El Santuario Histórico de Machupicchu ha enmudecido. Carmen Soto Vargas, la mujer que hablaba con aves y orquídeas, nos ha dejado. Una escolta de picaflores la guiará a un lugar mejor. Y una orquídea, la Brachionidium carmeniae luer, llevará su nombre para siempre. En su honor republicamos un perfil de esta bióloga que por corazón tenía un bosque. (Publicado originalmente en noviembre de 2019)
Hasta hace unos días cuando pensaba en animales admirables pensaba en aquellos físicamente imponentes, en los anatómicamente incuestionables, esos que representan un nivel superior de existencia. El tiburón, el tigre, un elefante. Jamás se me hubiera ocurrido pensar en un pajarito en esta categoría. (Menos en una flor). Hasta hace unos días.

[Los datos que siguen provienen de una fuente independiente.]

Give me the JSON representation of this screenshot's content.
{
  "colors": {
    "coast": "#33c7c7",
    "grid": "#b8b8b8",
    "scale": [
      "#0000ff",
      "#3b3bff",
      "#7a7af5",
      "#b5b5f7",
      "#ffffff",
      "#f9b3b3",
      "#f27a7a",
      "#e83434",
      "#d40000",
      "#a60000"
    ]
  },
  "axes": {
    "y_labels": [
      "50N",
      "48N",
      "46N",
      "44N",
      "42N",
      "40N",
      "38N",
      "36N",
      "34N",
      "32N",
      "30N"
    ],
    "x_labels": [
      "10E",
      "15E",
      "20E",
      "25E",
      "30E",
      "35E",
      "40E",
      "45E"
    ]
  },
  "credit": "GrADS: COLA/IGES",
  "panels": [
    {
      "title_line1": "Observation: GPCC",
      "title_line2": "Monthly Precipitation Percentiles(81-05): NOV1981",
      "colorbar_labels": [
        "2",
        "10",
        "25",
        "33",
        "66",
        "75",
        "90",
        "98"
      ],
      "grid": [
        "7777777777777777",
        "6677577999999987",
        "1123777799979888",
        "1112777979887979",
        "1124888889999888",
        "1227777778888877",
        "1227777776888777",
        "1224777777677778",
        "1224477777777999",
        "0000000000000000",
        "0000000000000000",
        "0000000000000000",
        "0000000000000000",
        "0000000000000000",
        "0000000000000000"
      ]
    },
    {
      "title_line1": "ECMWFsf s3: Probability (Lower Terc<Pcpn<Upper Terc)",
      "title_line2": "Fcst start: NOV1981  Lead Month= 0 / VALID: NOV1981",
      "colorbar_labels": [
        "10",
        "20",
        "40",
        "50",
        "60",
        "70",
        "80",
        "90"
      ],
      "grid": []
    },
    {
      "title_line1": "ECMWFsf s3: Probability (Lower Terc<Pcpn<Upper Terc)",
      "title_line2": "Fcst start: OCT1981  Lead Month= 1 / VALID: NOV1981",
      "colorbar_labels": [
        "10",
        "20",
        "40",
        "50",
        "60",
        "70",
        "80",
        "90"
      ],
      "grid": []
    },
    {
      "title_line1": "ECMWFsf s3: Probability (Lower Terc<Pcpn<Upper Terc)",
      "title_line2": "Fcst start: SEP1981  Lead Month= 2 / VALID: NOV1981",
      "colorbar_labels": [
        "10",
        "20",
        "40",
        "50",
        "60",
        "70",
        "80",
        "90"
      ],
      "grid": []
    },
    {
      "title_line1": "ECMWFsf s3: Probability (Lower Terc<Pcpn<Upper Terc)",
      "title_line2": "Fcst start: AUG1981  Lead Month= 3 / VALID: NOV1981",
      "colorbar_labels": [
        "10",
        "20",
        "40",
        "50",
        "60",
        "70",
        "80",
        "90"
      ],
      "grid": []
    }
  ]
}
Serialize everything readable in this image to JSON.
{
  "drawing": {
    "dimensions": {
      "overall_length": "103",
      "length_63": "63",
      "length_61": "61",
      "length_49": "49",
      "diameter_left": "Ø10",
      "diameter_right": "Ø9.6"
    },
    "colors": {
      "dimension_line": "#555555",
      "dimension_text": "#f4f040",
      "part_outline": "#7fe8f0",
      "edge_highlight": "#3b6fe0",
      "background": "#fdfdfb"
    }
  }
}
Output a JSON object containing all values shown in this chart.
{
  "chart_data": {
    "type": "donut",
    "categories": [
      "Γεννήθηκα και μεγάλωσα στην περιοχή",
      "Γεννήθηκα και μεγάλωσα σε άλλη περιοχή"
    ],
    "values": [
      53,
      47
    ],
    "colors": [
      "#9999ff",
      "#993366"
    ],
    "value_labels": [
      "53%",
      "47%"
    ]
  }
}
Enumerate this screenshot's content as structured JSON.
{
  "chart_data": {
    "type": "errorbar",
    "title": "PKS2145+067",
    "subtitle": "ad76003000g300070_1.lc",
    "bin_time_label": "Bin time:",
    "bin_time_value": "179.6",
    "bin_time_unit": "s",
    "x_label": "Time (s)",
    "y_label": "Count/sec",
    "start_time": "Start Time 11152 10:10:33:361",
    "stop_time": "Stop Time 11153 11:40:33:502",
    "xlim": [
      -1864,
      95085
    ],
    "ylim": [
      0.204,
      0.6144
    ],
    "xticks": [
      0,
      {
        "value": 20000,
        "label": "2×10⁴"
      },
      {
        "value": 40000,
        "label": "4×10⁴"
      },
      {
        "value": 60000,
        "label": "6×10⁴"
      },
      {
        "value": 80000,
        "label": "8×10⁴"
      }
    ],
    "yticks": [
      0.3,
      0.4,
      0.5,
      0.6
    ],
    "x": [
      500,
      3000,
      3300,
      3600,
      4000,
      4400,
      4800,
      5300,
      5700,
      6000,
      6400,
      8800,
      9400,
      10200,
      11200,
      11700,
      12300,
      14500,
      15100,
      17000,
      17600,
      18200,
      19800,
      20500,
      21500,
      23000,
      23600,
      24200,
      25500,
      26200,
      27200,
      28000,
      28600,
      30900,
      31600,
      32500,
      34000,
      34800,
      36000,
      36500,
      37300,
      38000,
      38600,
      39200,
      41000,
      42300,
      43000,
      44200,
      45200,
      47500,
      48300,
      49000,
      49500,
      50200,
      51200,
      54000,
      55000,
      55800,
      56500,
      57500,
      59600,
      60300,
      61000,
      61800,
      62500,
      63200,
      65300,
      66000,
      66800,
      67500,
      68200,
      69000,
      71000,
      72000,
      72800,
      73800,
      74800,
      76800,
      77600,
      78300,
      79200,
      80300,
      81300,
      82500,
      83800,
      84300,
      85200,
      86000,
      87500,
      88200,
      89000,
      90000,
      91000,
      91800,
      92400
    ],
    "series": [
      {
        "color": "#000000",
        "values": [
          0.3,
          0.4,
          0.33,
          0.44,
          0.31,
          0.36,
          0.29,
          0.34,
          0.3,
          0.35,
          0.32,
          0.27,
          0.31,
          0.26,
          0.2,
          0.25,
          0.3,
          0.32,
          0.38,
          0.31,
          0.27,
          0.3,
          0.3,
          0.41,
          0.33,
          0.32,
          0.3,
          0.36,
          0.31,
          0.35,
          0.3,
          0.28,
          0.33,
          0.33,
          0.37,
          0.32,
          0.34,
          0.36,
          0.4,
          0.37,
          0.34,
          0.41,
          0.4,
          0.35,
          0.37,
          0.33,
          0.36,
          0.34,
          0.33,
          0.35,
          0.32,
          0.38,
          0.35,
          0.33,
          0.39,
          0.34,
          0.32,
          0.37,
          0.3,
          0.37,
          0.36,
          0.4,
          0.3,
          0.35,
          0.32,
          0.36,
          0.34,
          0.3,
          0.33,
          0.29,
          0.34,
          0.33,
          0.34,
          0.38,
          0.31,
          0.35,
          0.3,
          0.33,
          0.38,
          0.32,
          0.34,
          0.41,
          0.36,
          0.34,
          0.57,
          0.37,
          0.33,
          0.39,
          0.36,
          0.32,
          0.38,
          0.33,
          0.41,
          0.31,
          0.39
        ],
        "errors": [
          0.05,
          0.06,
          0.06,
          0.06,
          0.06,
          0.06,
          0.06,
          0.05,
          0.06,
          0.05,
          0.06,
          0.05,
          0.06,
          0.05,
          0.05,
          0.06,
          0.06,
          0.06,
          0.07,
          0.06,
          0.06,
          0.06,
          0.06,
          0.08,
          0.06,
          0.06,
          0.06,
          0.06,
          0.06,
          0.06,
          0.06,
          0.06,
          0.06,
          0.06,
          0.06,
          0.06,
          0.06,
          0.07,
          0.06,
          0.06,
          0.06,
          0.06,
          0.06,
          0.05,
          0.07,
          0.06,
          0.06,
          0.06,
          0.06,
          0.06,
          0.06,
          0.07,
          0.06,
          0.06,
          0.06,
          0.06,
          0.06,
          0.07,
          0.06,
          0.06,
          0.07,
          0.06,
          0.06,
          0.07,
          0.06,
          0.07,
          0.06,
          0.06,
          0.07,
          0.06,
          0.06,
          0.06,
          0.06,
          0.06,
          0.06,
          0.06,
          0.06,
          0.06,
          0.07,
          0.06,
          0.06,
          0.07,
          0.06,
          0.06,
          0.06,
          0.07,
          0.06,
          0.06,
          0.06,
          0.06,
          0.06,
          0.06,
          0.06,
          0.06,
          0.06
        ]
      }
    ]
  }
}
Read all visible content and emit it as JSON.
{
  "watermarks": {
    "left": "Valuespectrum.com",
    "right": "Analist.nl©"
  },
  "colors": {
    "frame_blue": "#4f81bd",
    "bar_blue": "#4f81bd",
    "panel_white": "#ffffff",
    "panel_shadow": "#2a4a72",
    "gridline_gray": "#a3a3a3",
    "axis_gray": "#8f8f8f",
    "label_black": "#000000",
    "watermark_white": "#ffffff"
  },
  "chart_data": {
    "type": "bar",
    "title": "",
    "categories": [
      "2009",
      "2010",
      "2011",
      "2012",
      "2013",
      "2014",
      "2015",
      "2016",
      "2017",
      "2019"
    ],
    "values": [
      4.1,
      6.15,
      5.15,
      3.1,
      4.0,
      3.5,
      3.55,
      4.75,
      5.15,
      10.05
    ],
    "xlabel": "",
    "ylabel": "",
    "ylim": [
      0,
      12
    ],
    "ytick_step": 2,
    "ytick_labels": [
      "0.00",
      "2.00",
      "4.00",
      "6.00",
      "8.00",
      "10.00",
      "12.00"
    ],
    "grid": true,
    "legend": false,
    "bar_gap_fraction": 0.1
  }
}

Por mero acto de presencia me dispuse a participar en un recorrido para ver pajaritos, flores, y quizás dos osos, en la reserva natural que tiene Inkaterra en su hotel de Aguas Calientes. Los locales llaman Las Vegas cusqueño a Aguas Calientes, esa Babilonia andina con vía férrea donde impera la baratija al servicio del turista embobado con la perdida coherencia de Machu Picchu, ahora atribuida a ovnis.
Una mujer pequeñísima y gentil, con voz decididamente didáctica, empezó a hablar con contagioso cariño de la tierra que pisábamos. Era Carmen Soto, cusqueña y bióloga residente del lugar. Su dulce tono de voz no solo convocaba nuestra atención, sino también la de pequeños seres emplumados que cual parábola bíblica empezaban a arremolinarse a su alrededor. Podía ser una coincidencia. O un truco para turistas. Hasta que Carmen las empezó a llamar directamente diciendo pshhh pshhh pshhh. Y las aves le hacían caso. En cuestión de minutos no había nada más importante en este mundo que contemplar cómo masticaba una fruta la tangara de pecho gris o cómo el colibrí pechicastaño ejercía su territorialidad ahuyentando a colibrís manchados que se atrevieran a acercarse al néctar, o distinguir entre macho y hembra de la eufonia piquigruesa. Un microuniverso fascinante se revelaba en todo su esplendor autosuficiente.
Un sendero de helechos gigantes, como palmeras y nogales de verticalidad imponente, nos llevó luego a los predios de Kina y Pepe, los osos andinos que viven ahí en paz y refugio. Kina tenía once años. Seis desde que fuera rescatada de un circo en Arequipa. Pepe era un oso mayor, 32 años, de cejas blancas y la nariz cortada desde pequeño, abusado por sus hermanos. Los osos no sabían que había estresantes trenes cada quince minutos, ni más circos explotando animales. Solo prolijo cuidado hasta que pudieran volver a ser osos. Un macho tiene un área de influencia de 23 km². Son guardabosques naturales.
La visita terminaba con las orquídeas, una intoxicante sucesión de plantas fantásticas que en sus formas remedaban animales, objetos y hasta sexo en su imperativo afán polinizador: el cortejo entre el estambre y el pistilo aprendido en el colegio. Con una sonrisa y sin decir palabra, Carmen ofrecía una lupa. La maravilla reproductora quedaba magnificada en todo su derroche de hermosa lascivia.
Como la leyenda de Waqanki, la orquídea que llora. Se cuenta que la princesa Waqanki, separada de su amante guerrero se convierte en flor con forma de colibrí, de hojas que parecen alas y lágrimas a la vez. El amado, vuelto colibrí, la busca y besa, amparados por la privacidad calenturienta del bosque. Waqanki quiere decir ‘llorarás’ en quechua.
En apenas veinte minutos, la bióloga había compartido veinte años de experiencia y afecto en esas cinco hectáreas de bosque en Aguas Calientes. No lo quiso decir, pero entre las más de 370 especies de orquídeas que atesoraba la reserva había una que llevaba su nombre en su honor, la Brachionidium carmeniae luer. Una orquídea que crece sobre los 3.000 metros de altura y produce una flor de apenas 1.5 cm de diámetro. Una flor pequeña y única como doña Carmen.
Entré a ese bosque y ya no quiero salir de él. Especialmente ahora, a más de 1.200 kilómetros de distancia.